Boston College generated four more takeaways in 2020 than it did the previous year despite playing two fewer games. The Eagles’ defense forced 21 turnovers last season, the third most in the ACC and good for 10th nationally.
But takeaways are only part of the playmaking equation. Wrapping up ball carriers in the backfield and finishing sacks are equally important.
“At the end of the day, that’s the bottom line,” second-year BC defensive coordinator Tem Lukabu said after Thursday’s spring practice. “It’s all fine and dandy to be around the ball, but, hey, when it’s you and the ball, [or] it’s you and the quarterback, and you’ve got him in your arms, you gotta get him down to the ground.
“At this point, a lot of the guys that played, they know what to do. We gotta get it done, especially in crunch time.”
Lukabu said that spring ball is a “perfect time” to work on fundamentals. Cornerback Josh DeBerry says he’s looking to improve his technique.
The All-ACC Honorable Mention from a year ago picked off one pass and forced two fumbles in 2020, the first of which he memorably ripped away from Duke wide receiver Damon Philyaw-Johnson in BC’s season opener. Now a junior, DeBerry knows the next step is making more of those game-changing plays.
“I’m just looking to get my technique down,” DeBerry said. “Get the little things right. My little steps, my read steps. And get my pedal a little tighter so I can make better breaks and be more efficient and be a little bit earlier so I can, instead of a PBU, get an interception.”
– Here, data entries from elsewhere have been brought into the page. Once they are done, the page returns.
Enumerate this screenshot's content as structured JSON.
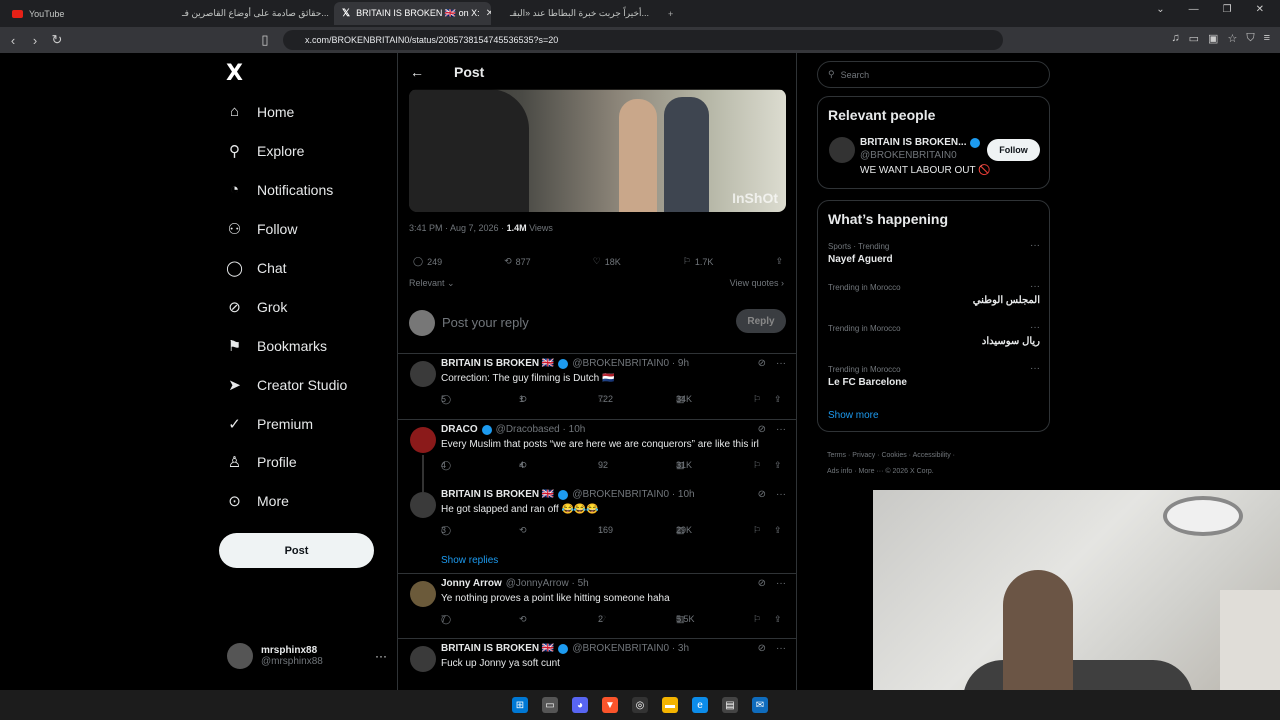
{
  "browser": {
    "tabs": [
      {
        "title": "YouTube",
        "icon": "youtube-icon"
      },
      {
        "title": "حقائق صادمة على أوضاع القاصرين فـ...",
        "icon": "youtube-icon"
      },
      {
        "title": "BRITAIN IS BROKEN 🇬🇧 on X:",
        "icon": "x-icon"
      },
      {
        "title": "أخيراً جربت خبرة البطاطا عند «البقـ...",
        "icon": "youtube-icon"
      }
    ],
    "url": "x.com/BROKENBRITAIN0/status/2085738154745536535?s=20"
  },
  "nav": {
    "logo": "X",
    "items": [
      {
        "label": "Home",
        "icon": "home-icon"
      },
      {
        "label": "Explore",
        "icon": "search-icon"
      },
      {
        "label": "Notifications",
        "icon": "bell-icon"
      },
      {
        "label": "Follow",
        "icon": "add-person-icon"
      },
      {
        "label": "Chat",
        "icon": "chat-icon"
      },
      {
        "label": "Grok",
        "icon": "grok-icon"
      },
      {
        "label": "Bookmarks",
        "icon": "bookmark-icon"
      },
      {
        "label": "Creator Studio",
        "icon": "rocket-icon"
      },
      {
        "label": "Premium",
        "icon": "verified-icon"
      },
      {
        "label": "Profile",
        "icon": "person-icon"
      },
      {
        "label": "More",
        "icon": "more-circle-icon"
      }
    ],
    "post_button": "Post",
    "account": {
      "name": "mrsphinx88",
      "handle": "@mrsphinx88"
    }
  },
  "post": {
    "header": "Post",
    "watermark": "InShOt",
    "time": "3:41 PM · Aug 7, 2026 · ",
    "views_count": "1.4M",
    "views_label": " Views",
    "stats": {
      "replies": "249",
      "reposts": "877",
      "likes": "18K",
      "bookmarks": "1.7K"
    },
    "relevant": "Relevant",
    "view_quotes": "View quotes",
    "reply_placeholder": "Post your reply",
    "reply_button": "Reply"
  },
  "replies": [
    {
      "name": "BRITAIN IS BROKEN 🇬🇧",
      "handle": "@BROKENBRITAIN0 · 9h",
      "text": "Correction: The guy filming is Dutch 🇳🇱",
      "replies": "5",
      "reposts": "1",
      "likes": "722",
      "views": "34K",
      "avatar": "#3a3a3a"
    },
    {
      "name": "DRACO",
      "handle": "@Dracobased · 10h",
      "text": "Every Muslim that posts “we are here we are conquerors” are like this irl",
      "replies": "4",
      "reposts": "4",
      "likes": "92",
      "views": "31K",
      "avatar": "#8b1a1a"
    },
    {
      "name": "BRITAIN IS BROKEN 🇬🇧",
      "handle": "@BROKENBRITAIN0 · 10h",
      "text": "He got slapped and ran off 😂😂😂",
      "replies": "3",
      "reposts": "",
      "likes": "169",
      "views": "29K",
      "avatar": "#3a3a3a"
    },
    {
      "name": "Jonny Arrow",
      "handle": "@JonnyArrow · 5h",
      "text": "Ye nothing proves a point like hitting someone haha",
      "replies": "7",
      "reposts": "",
      "likes": "2",
      "views": "5.5K",
      "avatar": "#6b5a3a"
    },
    {
      "name": "BRITAIN IS BROKEN 🇬🇧",
      "handle": "@BROKENBRITAIN0 · 3h",
      "text": "Fuck up Jonny ya soft cunt",
      "replies": "",
      "reposts": "",
      "likes": "",
      "views": "",
      "avatar": "#3a3a3a"
    }
  ],
  "show_replies": "Show replies",
  "sidebar": {
    "search_placeholder": "Search",
    "relevant_title": "Relevant people",
    "person": {
      "name": "BRITAIN IS BROKEN...",
      "handle": "@BROKENBRITAIN0",
      "bio": "WE WANT LABOUR OUT 🚫",
      "follow": "Follow"
    },
    "happening_title": "What’s happening",
    "trends": [
      {
        "cat": "Sports · Trending",
        "title": "Nayef Aguerd",
        "rtl": false
      },
      {
        "cat": "Trending in Morocco",
        "title": "المجلس الوطني",
        "rtl": true
      },
      {
        "cat": "Trending in Morocco",
        "title": "ريال سوسيداد",
        "rtl": true
      },
      {
        "cat": "Trending in Morocco",
        "title": "Le FC Barcelone",
        "rtl": false
      }
    ],
    "show_more": "Show more",
    "footer_line1": "Terms · Privacy · Cookies · Accessibility ·",
    "footer_line2": "Ads info · More ··· © 2026 X Corp."
  },
  "colors": {
    "accent": "#1d9bf0",
    "bg": "#000000",
    "border": "#2f3336",
    "muted": "#71767b"
  }
}
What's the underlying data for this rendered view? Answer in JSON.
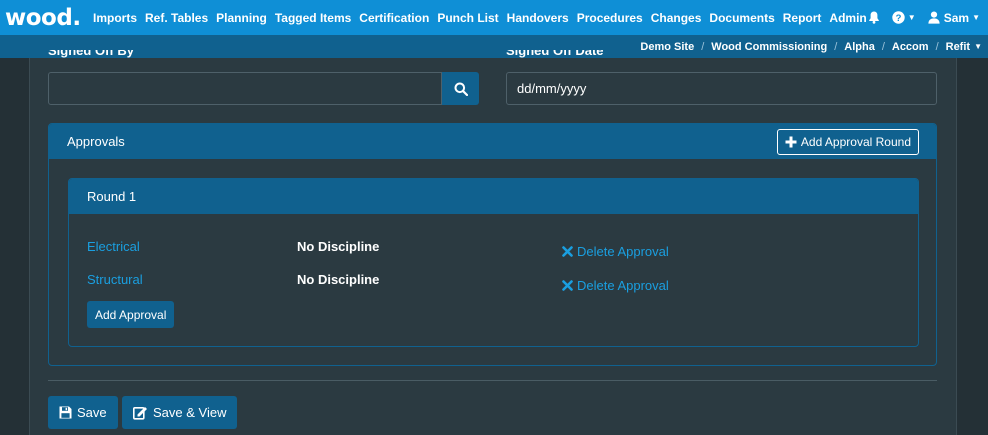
{
  "app": {
    "logo_text": "wood."
  },
  "nav": {
    "items": [
      "Imports",
      "Ref. Tables",
      "Planning",
      "Tagged Items",
      "Certification",
      "Punch List",
      "Handovers",
      "Procedures",
      "Changes",
      "Documents",
      "Report",
      "Admin"
    ],
    "user": "Sam",
    "icons": [
      "bell-icon",
      "help-icon",
      "user-icon"
    ]
  },
  "breadcrumb": {
    "items": [
      "Demo Site",
      "Wood Commissioning",
      "Alpha",
      "Accom",
      "Refit"
    ],
    "separator": "/"
  },
  "form": {
    "signed_off_by_label": "Signed Off By",
    "signed_off_by_value": "",
    "signed_off_date_label": "Signed Off Date",
    "signed_off_date_value": "dd/mm/yyyy"
  },
  "approvals": {
    "title": "Approvals",
    "add_round_label": "Add Approval Round",
    "rounds": [
      {
        "title": "Round 1",
        "approvals": [
          {
            "discipline": "Electrical",
            "status": "No Discipline",
            "delete_label": "Delete Approval"
          },
          {
            "discipline": "Structural",
            "status": "No Discipline",
            "delete_label": "Delete Approval"
          }
        ],
        "add_approval_label": "Add Approval"
      }
    ]
  },
  "actions": {
    "save_label": "Save",
    "save_view_label": "Save & View"
  },
  "colors": {
    "nav_bg": "#0f8fd6",
    "breadcrumb_bg": "#10618f",
    "page_bg": "#243036",
    "panel_bg": "#2b3a41",
    "accent": "#10618f",
    "link": "#1a9fe0"
  }
}
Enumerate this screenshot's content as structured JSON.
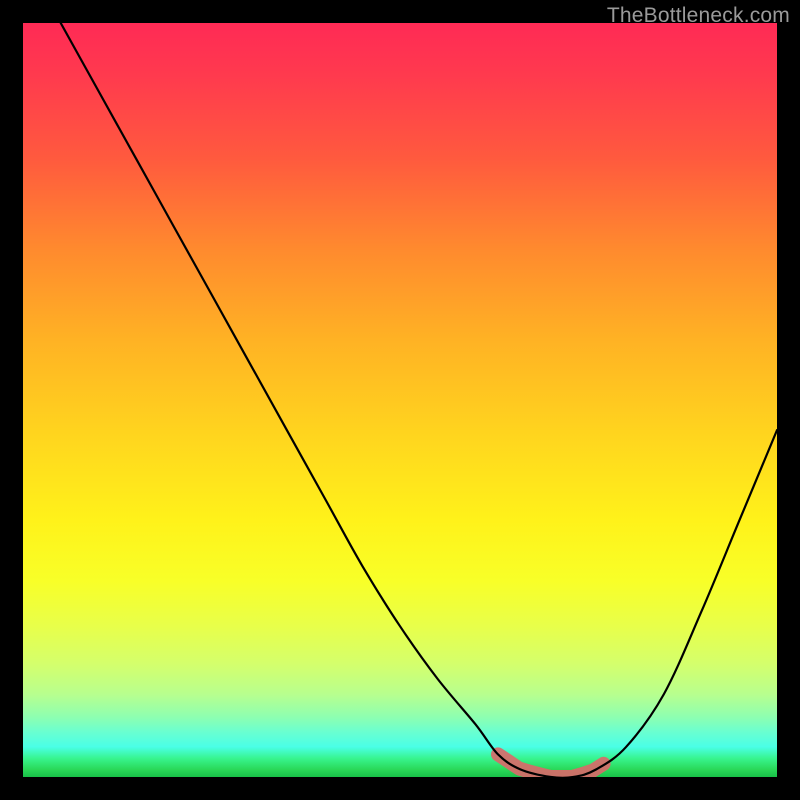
{
  "watermark": "TheBottleneck.com",
  "colors": {
    "page_bg": "#000000",
    "curve": "#000000",
    "highlight": "#d86a6a",
    "watermark_text": "#9a9a9a"
  },
  "chart_data": {
    "type": "line",
    "title": "",
    "xlabel": "",
    "ylabel": "",
    "xlim": [
      0,
      100
    ],
    "ylim": [
      0,
      100
    ],
    "grid": false,
    "legend": false,
    "series": [
      {
        "name": "bottleneck-curve",
        "x": [
          5,
          10,
          15,
          20,
          25,
          30,
          35,
          40,
          45,
          50,
          55,
          60,
          63,
          66,
          70,
          73,
          76,
          80,
          85,
          90,
          95,
          100
        ],
        "values": [
          100,
          91,
          82,
          73,
          64,
          55,
          46,
          37,
          28,
          20,
          13,
          7,
          3,
          1,
          0,
          0,
          1,
          4,
          11,
          22,
          34,
          46
        ]
      }
    ],
    "highlight_range": {
      "x": [
        63,
        77
      ],
      "note": "flat minimum, drawn as thick salmon segment"
    }
  }
}
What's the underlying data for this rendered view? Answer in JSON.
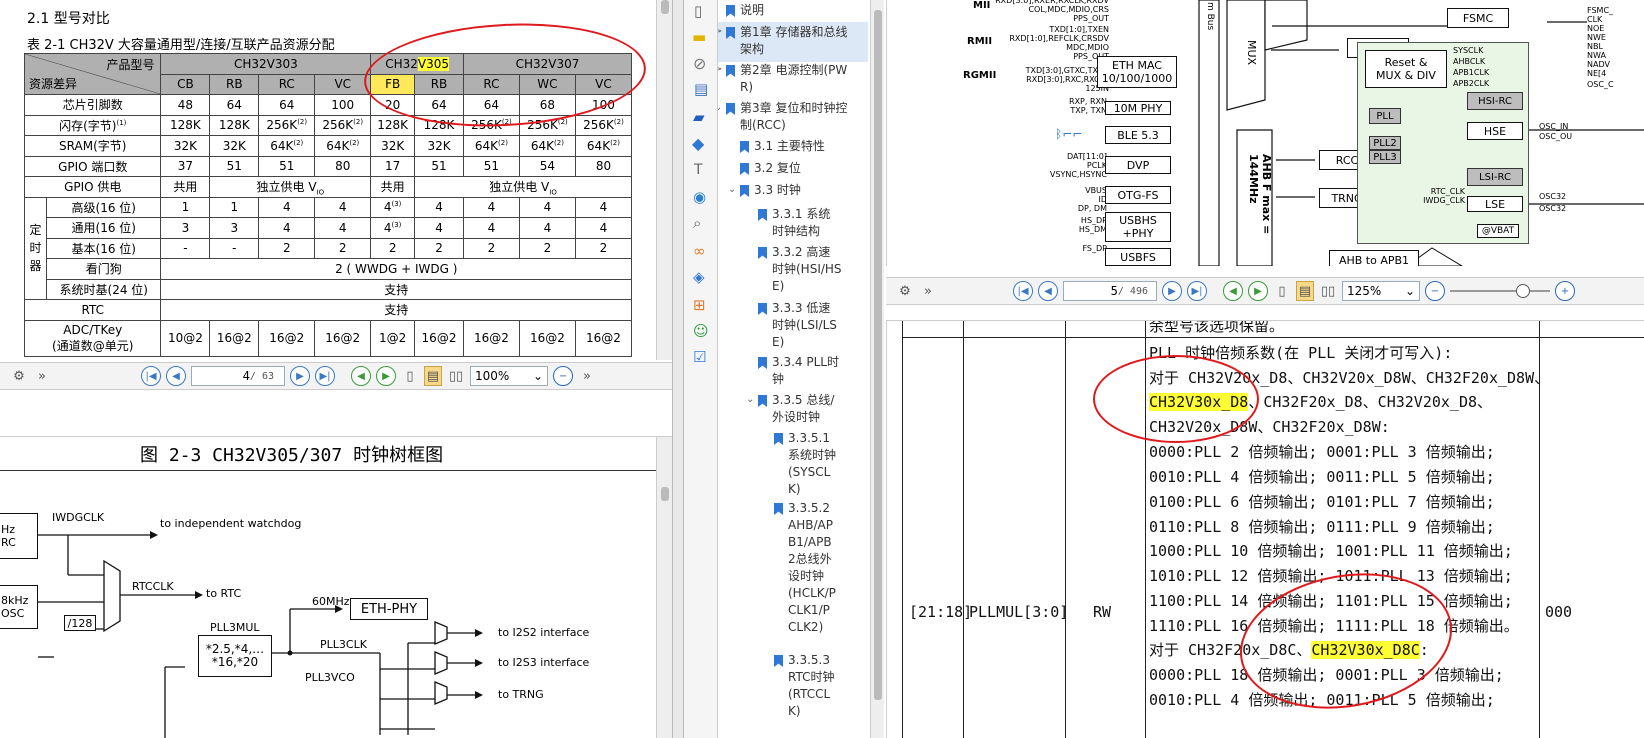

The Eagles’ defense elevated its play in practically every statistical category last year after a historically bad 2019 campaign. Under Hafley and Lukabu, BC jumped from 125th to 73rd in total defense and 101st to 60th in scoring defense. Arguably the most dramatic difference was the Eagles’ pass defense, which climbed 40 spots from 122nd to 82nd.
That said, where BC remained behind the eight ball was against mobile quarterbacks. It was especially troubling down the stretch. Opposing signal callers averaged 83.4 rushing yards in the Eagles’ final seven games of the 2020 season. Slow reaction times, bad angles, and poor tackling allowed Virginia Tech’s Hendon Hooker, Louisville’s Malik Cunningham, and Virginia’s Brennan Armstrong to all reach or eclipse 130 rushing yards in their respective matchups with BC.
Lukabu says his unit now has a greater understanding of why those struggles occurred. He made it clear that the staff and players will work through them this offseason.
“A lot of the issues that we did have versus certain guys like that, we didn’t do what we are supposed to,” Lukabu said. “You give [the opposing quarterbacks] a little bit of credit, but a lot of those issues are fixable, and they will be fixed.”
When stopping a dual-threat signal caller, or really any dynamic offense, speed helps. The Eagles spent a significant amount of snaps in a nickel formation—with one fewer linebacker and an extra corner—last season.
Lukabu said that the 4-2-5 formation was a byproduct of the depth of his defensive backfield and the scheme that he and Hafley are implementing. He pointed out, though, that each gameplan is specific to that week’s opponent. “If, on a given week, we feel like, hey, we need to have these guys out there to have success, that’s what we do,” Lukabu said. “At the end of the day, with so much spread or just speed from offenses, you want to try to match athletes with athletes the best you can.”
BC lost its top-two linebackers—Max Richardson and Isaiah McDuffie—this offseason, both of whom declared for the NFL Draft after the season. Richardson, the heart and soul of last year’s locker room, ranks 11th all-time in program history with 316 total tackles, and McDuffie led the team with 107 in 2020.
It’s a lot to replace, however, Lukabu is confident BC will make the adjustment. He says “that’s the beauty of our program.”
“It’s still about ‘For the Team.’ It’s still about ‘Tough. Love. Compete.’ The message has not changed,” he said. “Are we going to miss those guys? Yeah, we’re going to miss them as people. But, the reality is, that’s how it goes in a real program. The next man up has to be ready to go, and that’s the feeling I’m getting right now.”
While the Eagles lost strong voices on the defensive side of the ball, they also brought in a few more through the transfer market. Former Florida State safety Jaiden Lars-Woodbey and former Temple linebacker Isaiah Graham-Mobley were respected for their leadership at their previous schools and have the chance to carry that over to BC. With time, Lukabu explained.
Before taking command, they’ve had to learn about the team’s culture as well as the defense’s dynamic. The last step is proving themselves on the practice field, or, in Lukabu’s words, show their teammates that they’re “about that action, boss.”
Lukabu thinks that Lars-Woodbey and Graham-Mobley are on schedule to do that.
Where there hasn’t been any changes is within the coaching staff. Hafley retained all of his assistants, including Lukabu, and the 39-year-old DC is energized about the cohesion that’s formed.
“I’m excited that we’re all on the same page on year two, where we’re not just feeling each other out and trying not to step on each other’s toes,” Lukabu said. “All that side stuff is out of the way, and we can really attack it and get into business much quicker.”